Чаще всего он сидел, прислонившись к стенке вагона, и о чём-то своём думал. Он то и дело вспоминал своё родное село, друзей и близких, то, как их погрузили на телеги и увозили из дома, короткую встречу с младшим братом в Мары, слёзы его сына Аганазара, обнобнявшегося с Алланазаром который не хотел расставаться с ними.
Вспоминая всё это, он чувствовал и не терял надежды, что рано или поздно вместе с семьёй вернётся на Родину.
Конечно, погружаться в такие мысли было грустно, но этого желала душа, они же, эти мысли, успокаивали, вселяли надежду.
На следующий день после прибытия в Ташкент была заменена охрана, которая сопровождала их от Мары. Появление новых людей не вызвало у ссыльных особых надежд, но всё же обстановка как будто немного смягчилась. Командиром отряда был человек по фамилии Морозков, он был высок и худощав, с узким тёмным, как у гула, лицом, с нахмуренными бровями. Лет ему было где-то около сорока. Поначалу он не обращал внимания на ссыльных, считая справедливым наказание, которому они подвержены, относился к ним требовательно. Внутри стоявших вагонов стояла невыносимая духота, от которой людям некуда было деваться, они готовы были на крайние меры, говоря себе «будь, что будет!», но потом, подумав о женщинах и детях, отказывались от своих дурных намерений.
Однажды, во время обхода поезда, когда новый командир проверял условия содержания ссыльных, не успел он поравняться с открытой дверью вагона, как оттуда, не дав охранникам опомниться, спрыгнули на землю два человека и сразу же подошли к командиру. Одним из них был Гуллы эмин, другим марыец Гуйч, который немного владел русским языком, объясняя это знание тем, что ему пришлось какое-то время работать на шерстомойной фабрике у русских.
– Товарищ командир, выслушайте наши жалобы! – Гуллы эмин обратился к самому главному здесь начальнику. Стоявший рядом с ним Гуйч переводил его слова.

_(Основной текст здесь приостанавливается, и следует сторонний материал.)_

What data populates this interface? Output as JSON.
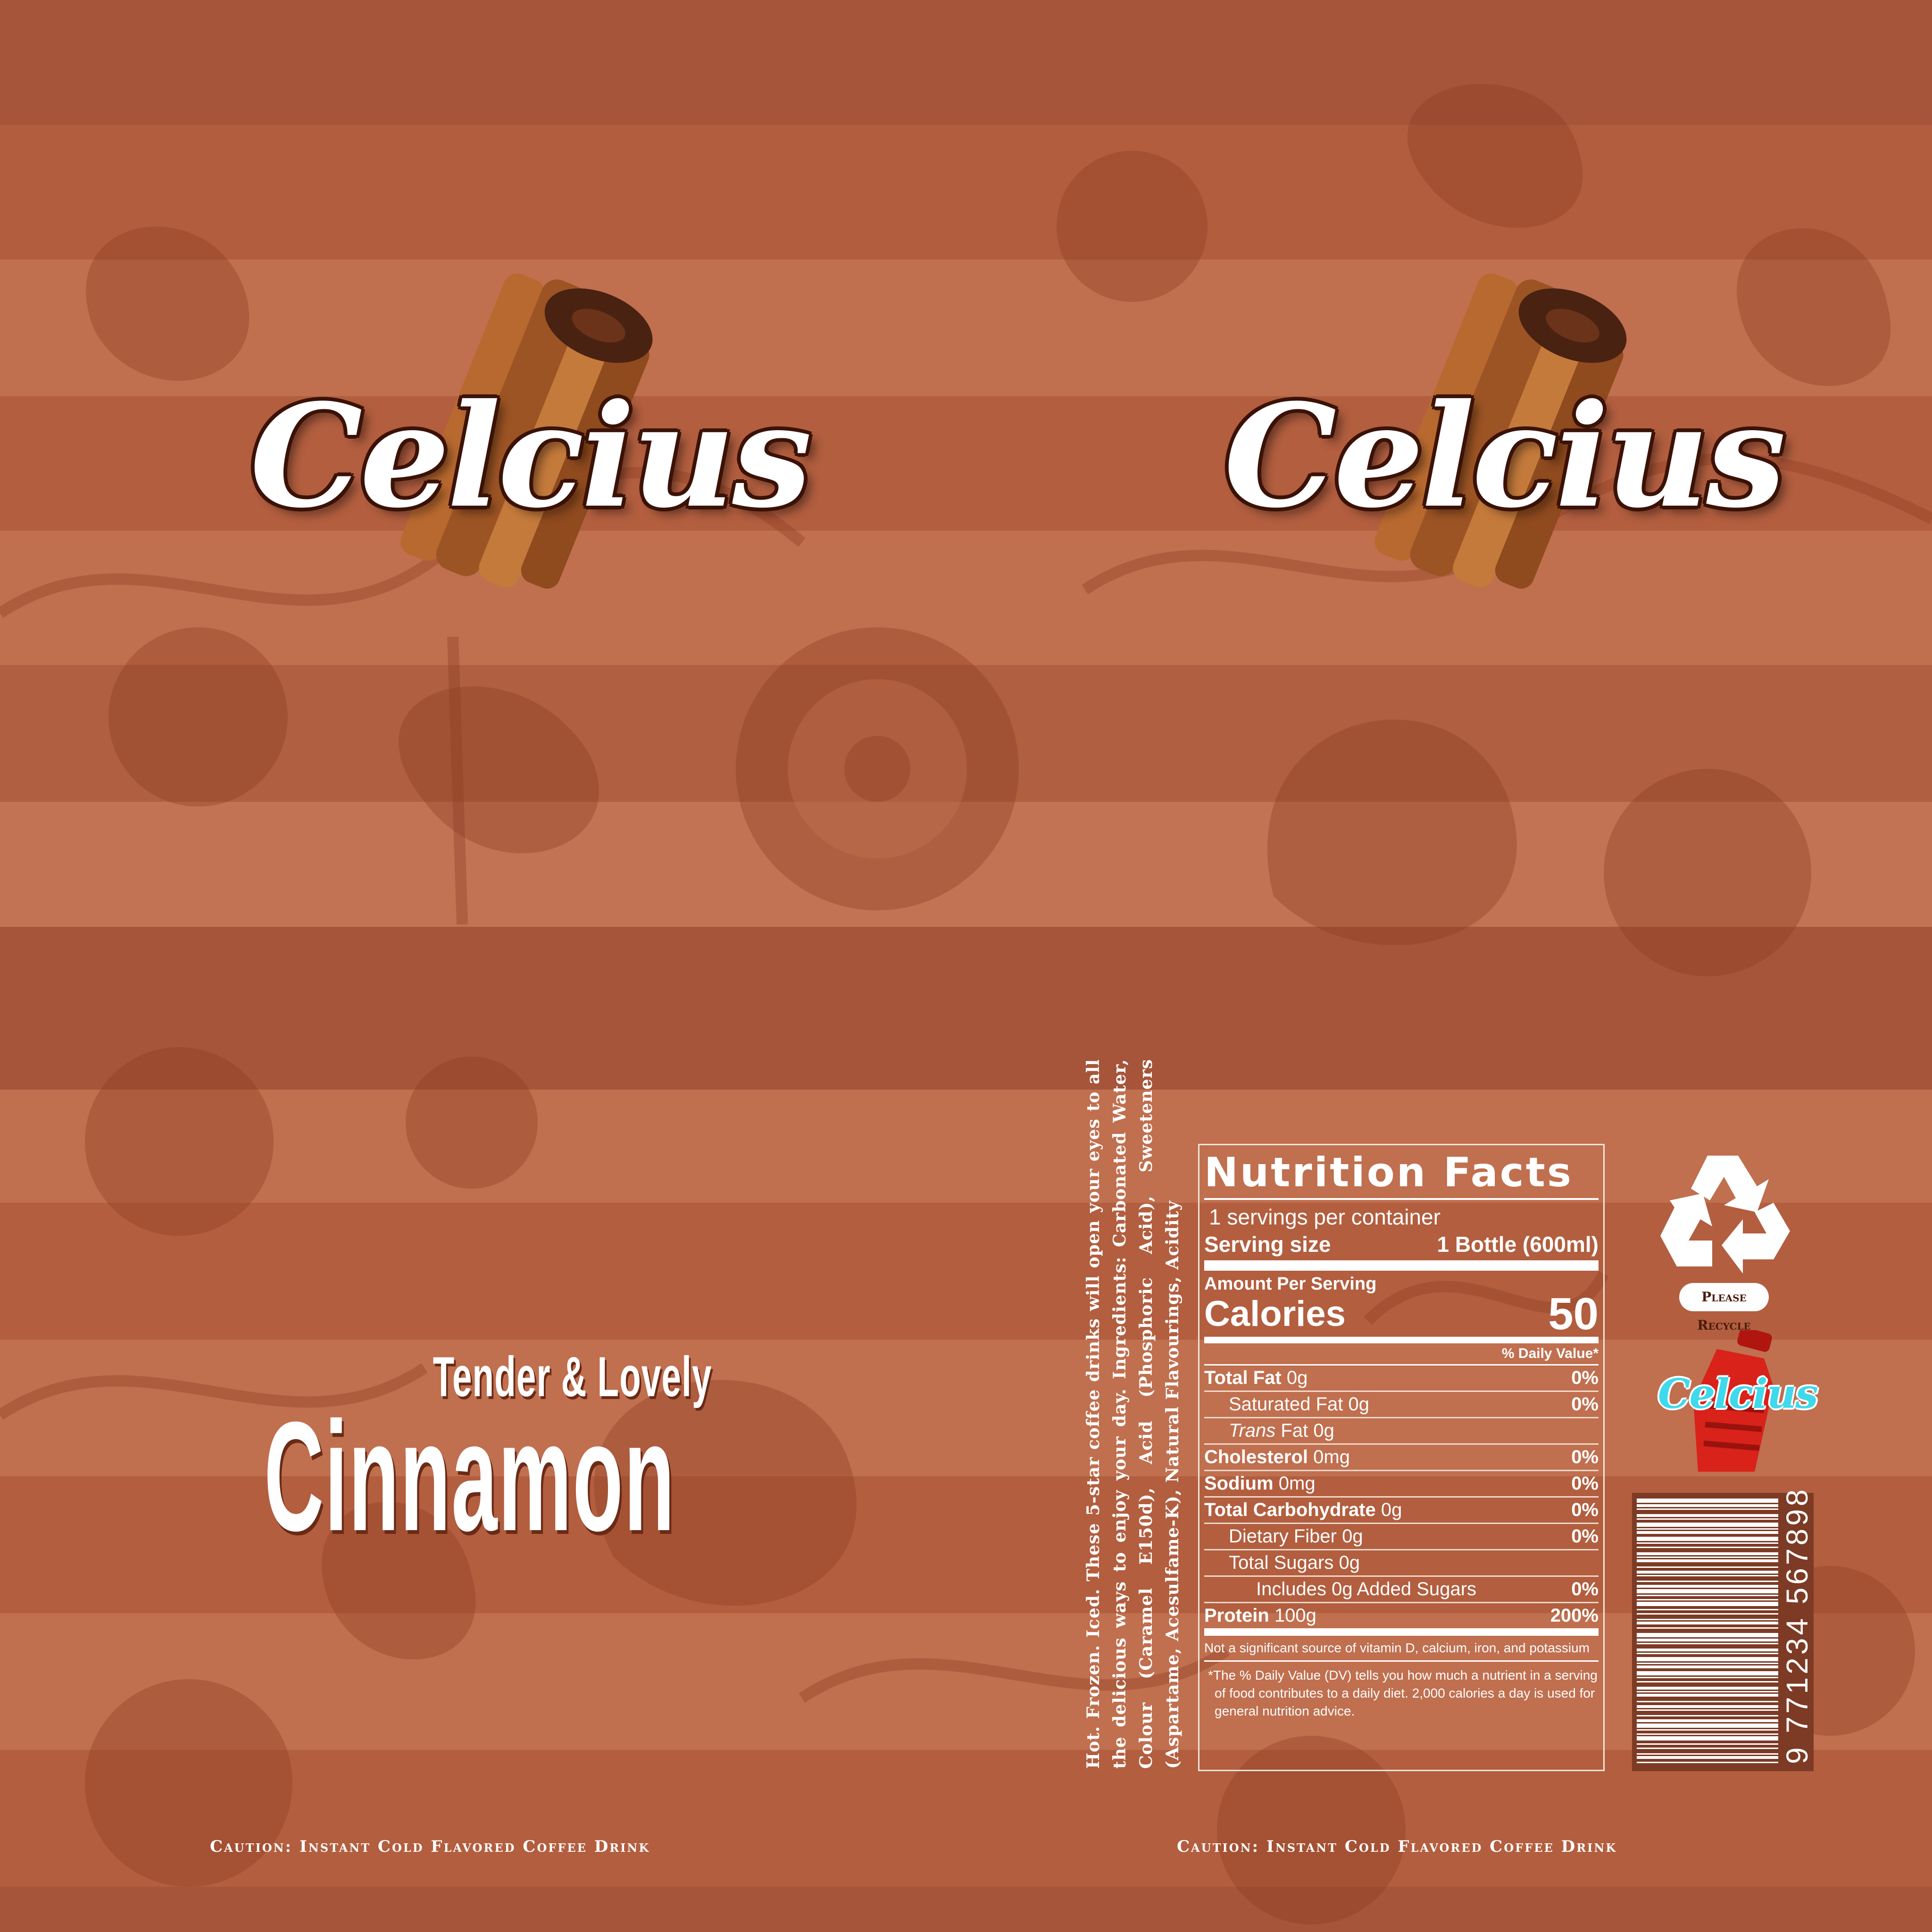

Командиру не понравилось такое своеволие ссыльных, он нахмурился и недовольно посмотрел на стоявших перед ним людей. Положив руку на висевший у него на боку в кобуре маузер, недовольным голосом спросил:
– Кто разрешил вам покинуть вагон?
– Товарищ командир, в вагонах стоит невыносимая духота, людям дышать нечем, они от этого очень сильно страдают! – не обращая внимания на окрик командира, заявил Гуллы эмин. – Если у вас нет намерения до смерти замучить людей, тогда обратите на нас внимание, позвольте людям выйти из горячих вагонов и немного охладиться на свежем воздухе в тени деревьев!
– А если вы снова устроите побег, мы что должны делать? Мы ведь головой за вас отвечаем! Мы что, должны из-за вас в тюрьму сесть?
В вопросе, заданном командиром Гуллы эмину, хоть и звучал упрёк, чувствовалось, что он всё же услышал просьбу измученных людей. Глядя на собравших у выхода из вагона людей, он взглядом дал понять, что сказанное относится и к ним.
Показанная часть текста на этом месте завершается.